Pour ce qui était des rois, il le voyait déjà du haut de leurs tourelles, ce paria gigantesque tracé dans l'encre tiède, colosse crépusculaire à face de corneille bientôt ouvrant son bec sur toutes nos artères. C'est pourquoi ces régents urgemment prétextèrent avoir affaire ailleurs et s'exilèrent au sein des nacelles érigées par nos soins en direction des mers, des lueurs inoxydées de l'océan voisin. Nous, bêtement, nous restèrent, nourriture pour cet aigle aux ailes trempées du vin s'échappant de nos pères, de nos mères, de nos charmants bambins. Il ne mit pas longtemps à pleinement nous soumettre, soumis que nous étions, premièrement déjà, à la promesse de lendemains meilleurs où bonheur serait là, accessible, factuel, possible pour nos bras.

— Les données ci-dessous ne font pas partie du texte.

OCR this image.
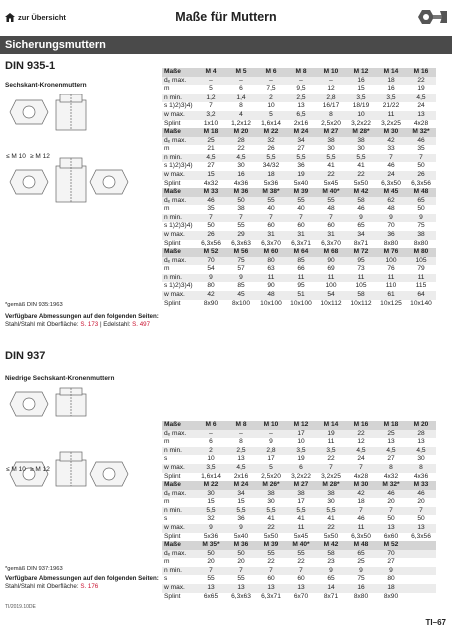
zur Übersicht	Maße für Muttern
Sicherungsmuttern
DIN 935-1
Sechskant-Kronenmuttern
≤ M 10 ≥ M 12
Maße	M 4	M 5	M 6	M 8	M 10	M 12	M 14	M 16
dₑ max.	–	–	–	–	–	16	18	22
m	5	6	7,5	9,5	12	15	16	19
n min.	1,2	1,4	2	2,5	2,8	3,5	3,5	4,5
s 1)2)3)4)	7	8	10	13	16/17	18/19	21/22	24
w max.	3,2	4	5	6,5	8	10	11	13
Splint	1x10	1,2x12	1,6x14	2x16	2,5x20	3,2x22	3,2x25	4x28
Maße	M 18	M 20	M 22	M 24	M 27	M 28*	M 30	M 32*
dₑ max.	25	28	32	34	38	38	42	46
m	21	22	26	27	30	30	33	35
n min.	4,5	4,5	5,5	5,5	5,5	5,5	7	7
s 1)2)3)4)	27	30	34/32	36	41	41	46	50
w max.	15	16	18	19	22	22	24	26
Splint	4x32	4x36	5x36	5x40	5x45	5x50	6,3x50	6,3x56
Maße	M 33	M 36	M 38*	M 39	M 40*	M 42	M 45	M 48
dₑ max.	46	50	55	55	55	58	62	65
m	35	38	40	40	48	46	48	50
n min.	7	7	7	7	7	9	9	9
s 1)2)3)4)	50	55	60	60	60	65	70	75
w max.	26	29	31	31	31	34	36	38
Splint	6,3x56	6,3x63	6,3x70	6,3x71	6,3x70	8x71	8x80	8x80
Maße	M 52	M 56	M 60	M 64	M 68	M 72	M 76	M 80
dₑ max.	70	75	80	85	90	95	100	105
m	54	57	63	66	69	73	76	79
n min.	9	9	11	11	11	11	11	11
s 1)2)3)4)	80	85	90	95	100	105	110	115
w max.	42	45	48	51	54	58	61	64
Splint	8x90	8x100	10x100	10x100	10x112	10x112	10x125	10x140
*gemäß DIN 935:1963
Verfügbare Abmessungen auf den folgenden Seiten:
Stahl/Stahl mit Oberfläche: S. 173 | Edelstahl: S. 497
DIN 937
Niedrige Sechskant-Kronenmuttern
≤ M 10 ≥ M 12
Maße	M 6	M 8	M 10	M 12	M 14	M 16	M 18	M 20
dₑ max.	–	–	–	17	19	22	25	28
m	6	8	9	10	11	12	13	13
n min.	2	2,5	2,8	3,5	3,5	4,5	4,5	4,5
s	10	13	17	19	22	24	27	30
w max.	3,5	4,5	5	6	7	7	8	8
Splint	1,6x14	2x16	2,5x20	3,2x22	3,2x25	4x28	4x32	4x36
Maße	M 22	M 24	M 26*	M 27	M 28*	M 30	M 32*	M 33
dₑ max.	30	34	38	38	38	42	46	46
m	15	15	30	17	30	18	20	20
n min.	5,5	5,5	5,5	5,5	5,5	7	7	7
s	32	36	41	41	41	46	50	50
w max.	9	9	22	11	22	11	13	13
Splint	5x36	5x40	5x50	5x45	5x50	6,3x50	6x60	6,3x56
Maße	M 35*	M 36	M 39	M 40*	M 42	M 48	M 52	
dₑ max.	50	50	55	55	58	65	70	
m	20	20	22	22	23	25	27	
n min.	7	7	7	7	9	9	9	
s	55	55	60	60	65	75	80	
w max.	13	13	13	13	14	16	18	
Splint	6x65	6,3x63	6,3x71	6x70	8x71	8x80	8x90	
*gemäß DIN 937:1963
Verfügbare Abmessungen auf den folgenden Seiten:
Stahl/Stahl mit Oberfläche: S. 176
TI/2019.10DE
TI–67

Maintenant que nos chairs n'ont même plus d'épaules et que c'est sur le ventre que s'avancent nos foules, de l'usine à la fosse que l'oiseau tient sous serre comme un gâteau sous cloche, on comprend que ce rêve était un lien fantoche, effiloché bouquet d'une soie mensongère cachant en vérité du barbelé féroce, de la ronce policière, une prison, piège moche. Pourtant nous continuons, quitte à relier ensemble les dépouilles de nos proches, à souder caravelles grâce à elles et au fond de nos poches.
Peut-être quelques-uns s'en iront pour de bon du côté du grand air, peut-être même qu'ils verront le délicieux ponton de la cité princière.
Où on les abattra, parce qu'il n'y a rien à faire.